Respect The Player
- Sunday, June 14, 2009 9:28 AM
- Written By: Harry Parmenter
I don't know how many people are reading my little blog, hosted by a bound-for-greatness site (and I say that sans bias) but I just wanna say let's all take a beat and appreciate the pure joy sports provides us all.
We live in turbulent times; political and economic strife threatening to suffocate all our positive life energy, but you gotta take a beat and just Dig It.
Life is short and it's later than we all think. That's why I am typing in my backyard listening to Storyville (ten points if you know 'em; if not, go buy their two essential CDs at once) rap it down with I Can't Keep A Handle On It.
The pure beauty of music equates with sports in such synchronous fashion it makes an old fart like me wanna cry. Golden Earring live spewing Candy's Going Bad ... the perfect antidote to Team Van Gundy's Game 4 collapse.
Lakers win, Figueroa parade, media scribes reaching to attach warmth to MVP Kobe. Yes, here in the land of the lost, where Will Ferrell's box office mojo is over, Laker car flags are flying wild, as well they should. They have been smarting since the TD BankNorth beatdown 12 months back, and as in so many instances, have rebounded from defeat to gutcheck their way to a title, and hats off to them.
My secret MVP, the greatest baller of all time IMHO, Earvin Johnson, whose pointed part-owner critiques have -- make no mistake -- been heard by the Staples 12 one way or another and motivated them in no small measure to victory.
Sports is life in microcosm. Motivation and aesthetic triumph outta nowhere like a Jeff Beck solo. Athletes dance to their own drummer but not really ... they are Just Like Us, but even more sensitive. They live in a fishbowl -- media, talk radio, internet, arena fans -- they earn every million dollar buck they make.
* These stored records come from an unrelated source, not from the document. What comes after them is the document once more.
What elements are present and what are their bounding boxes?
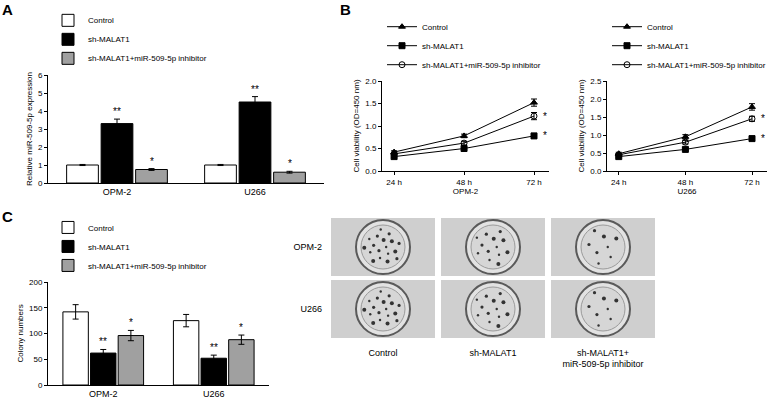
svg-text:sh-MALAT1+miR-509-5p inhibitor: sh-MALAT1+miR-509-5p inhibitor xyxy=(88,54,207,63)
svg-text:5: 5 xyxy=(38,89,43,98)
svg-text:sh-MALAT1: sh-MALAT1 xyxy=(88,243,130,252)
svg-text:*: * xyxy=(761,113,765,124)
svg-text:0.0: 0.0 xyxy=(590,167,602,176)
svg-text:U266: U266 xyxy=(244,187,266,197)
svg-text:6: 6 xyxy=(38,71,43,80)
svg-text:Relative miR-509-5p expression: Relative miR-509-5p expression xyxy=(25,72,34,186)
svg-text:OPM-2: OPM-2 xyxy=(453,187,479,196)
html-text:B: B xyxy=(340,1,351,18)
svg-text:2.0: 2.0 xyxy=(365,77,377,86)
svg-text:48 h: 48 h xyxy=(456,178,472,187)
svg-text:*: * xyxy=(761,133,765,144)
svg-text:100: 100 xyxy=(29,329,43,338)
svg-text:150: 150 xyxy=(29,304,43,313)
svg-text:sh-MALAT1: sh-MALAT1 xyxy=(422,42,464,51)
svg-text:Control: Control xyxy=(88,224,114,233)
svg-text:sh-MALAT1+miR-509-5p inhibitor: sh-MALAT1+miR-509-5p inhibitor xyxy=(647,61,766,70)
html-text:C: C xyxy=(2,208,13,225)
svg-text:Cell viability (OD=450 nm): Cell viability (OD=450 nm) xyxy=(577,79,586,172)
svg-text:2: 2 xyxy=(38,143,43,152)
svg-text:**: ** xyxy=(210,342,218,353)
svg-text:*: * xyxy=(239,322,243,333)
svg-text:1: 1 xyxy=(38,161,43,170)
svg-text:48 h: 48 h xyxy=(678,178,694,187)
svg-text:1.5: 1.5 xyxy=(590,113,602,122)
svg-text:1.0: 1.0 xyxy=(590,131,602,140)
svg-text:*: * xyxy=(150,156,154,167)
svg-text:72 h: 72 h xyxy=(526,178,542,187)
svg-text:2.0: 2.0 xyxy=(590,95,602,104)
svg-text:U266: U266 xyxy=(300,304,322,314)
svg-text:OPM-2: OPM-2 xyxy=(293,242,322,252)
svg-text:sh-MALAT1: sh-MALAT1 xyxy=(88,35,130,44)
svg-text:sh-MALAT1: sh-MALAT1 xyxy=(647,42,689,51)
html-text:A: A xyxy=(2,1,13,18)
svg-text:U266: U266 xyxy=(677,187,697,196)
svg-text:Control: Control xyxy=(422,23,448,32)
svg-text:Control: Control xyxy=(88,16,114,25)
svg-text:OPM-2: OPM-2 xyxy=(89,389,118,399)
svg-text:24 h: 24 h xyxy=(386,178,402,187)
svg-text:0: 0 xyxy=(38,179,43,188)
svg-text:3: 3 xyxy=(38,125,43,134)
svg-text:1.0: 1.0 xyxy=(365,122,377,131)
svg-text:*: * xyxy=(543,130,547,141)
svg-text:2.5: 2.5 xyxy=(590,77,602,86)
svg-text:U266: U266 xyxy=(203,389,225,399)
svg-text:sh-MALAT1+miR-509-5p inhibitor: sh-MALAT1+miR-509-5p inhibitor xyxy=(88,262,207,271)
svg-text:*: * xyxy=(129,317,133,328)
svg-text:0: 0 xyxy=(38,381,43,390)
svg-text:*: * xyxy=(288,158,292,169)
svg-text:0.5: 0.5 xyxy=(365,144,377,153)
svg-text:sh-MALAT1+: sh-MALAT1+ xyxy=(577,348,629,358)
svg-text:Control: Control xyxy=(368,348,397,358)
svg-text:24 h: 24 h xyxy=(611,178,627,187)
svg-text:1.5: 1.5 xyxy=(365,99,377,108)
svg-text:0.5: 0.5 xyxy=(590,149,602,158)
svg-text:miR-509-5p inhibitor: miR-509-5p inhibitor xyxy=(562,359,643,369)
svg-text:*: * xyxy=(543,111,547,122)
svg-text:4: 4 xyxy=(38,107,43,116)
svg-text:Control: Control xyxy=(647,23,673,32)
svg-text:72 h: 72 h xyxy=(744,178,760,187)
svg-text:**: ** xyxy=(251,84,259,95)
svg-text:Cell viability (OD=450 nm): Cell viability (OD=450 nm) xyxy=(352,79,361,172)
svg-text:200: 200 xyxy=(29,278,43,287)
svg-text:**: ** xyxy=(99,336,107,347)
svg-text:0.0: 0.0 xyxy=(365,167,377,176)
svg-text:Colony numbers: Colony numbers xyxy=(16,304,25,362)
svg-text:50: 50 xyxy=(33,355,42,364)
svg-text:sh-MALAT1+miR-509-5p inhibitor: sh-MALAT1+miR-509-5p inhibitor xyxy=(422,61,541,70)
svg-text:**: ** xyxy=(113,106,121,117)
svg-text:sh-MALAT1: sh-MALAT1 xyxy=(470,348,517,358)
svg-text:OPM-2: OPM-2 xyxy=(103,187,132,197)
A good guy like Lamar Odom, harangued by LA glitterati et.al. for UnderDog performances ... how would YOU like to lose a child? This guy may not be a straight arrow performer but he is emotionally damaged like many of us, and it's great to see him Rock It Down like he did in Game 3, imposing his will with diffident post-up work, focusing on the task at hand, putting aside the parental baggage that would paralyze many of us permanently. I look forward to seeing the great Lamar Odom -- the Eric Clapton of the hardwood -- get his ring, be it in fall 2009, purple and gold or not. No one will be able to take that away from him.
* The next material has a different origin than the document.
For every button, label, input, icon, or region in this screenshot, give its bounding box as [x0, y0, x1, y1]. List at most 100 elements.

My suggested takeway is let's give these great men and women -- Lamar to Rafi, Kobe to Venus/Serena, Tiger to Federer -- a break. We so live our lives vicariously through them, we are so quick to criticize their foibles, but let's have a heart ... Athletes Rock.
It doesn't matter what they make, it doesn't matter what WE make, they give us a thrill in our mundane lives and they deserve a hand. Or two.
Aberrant freaks like O.J. and Phil Spector are mere flies in the ointment. Accentuate the positive. Adore these warriors for their efforts.
As in ancient Rome and Greece, sport is to be savored ... and applauded.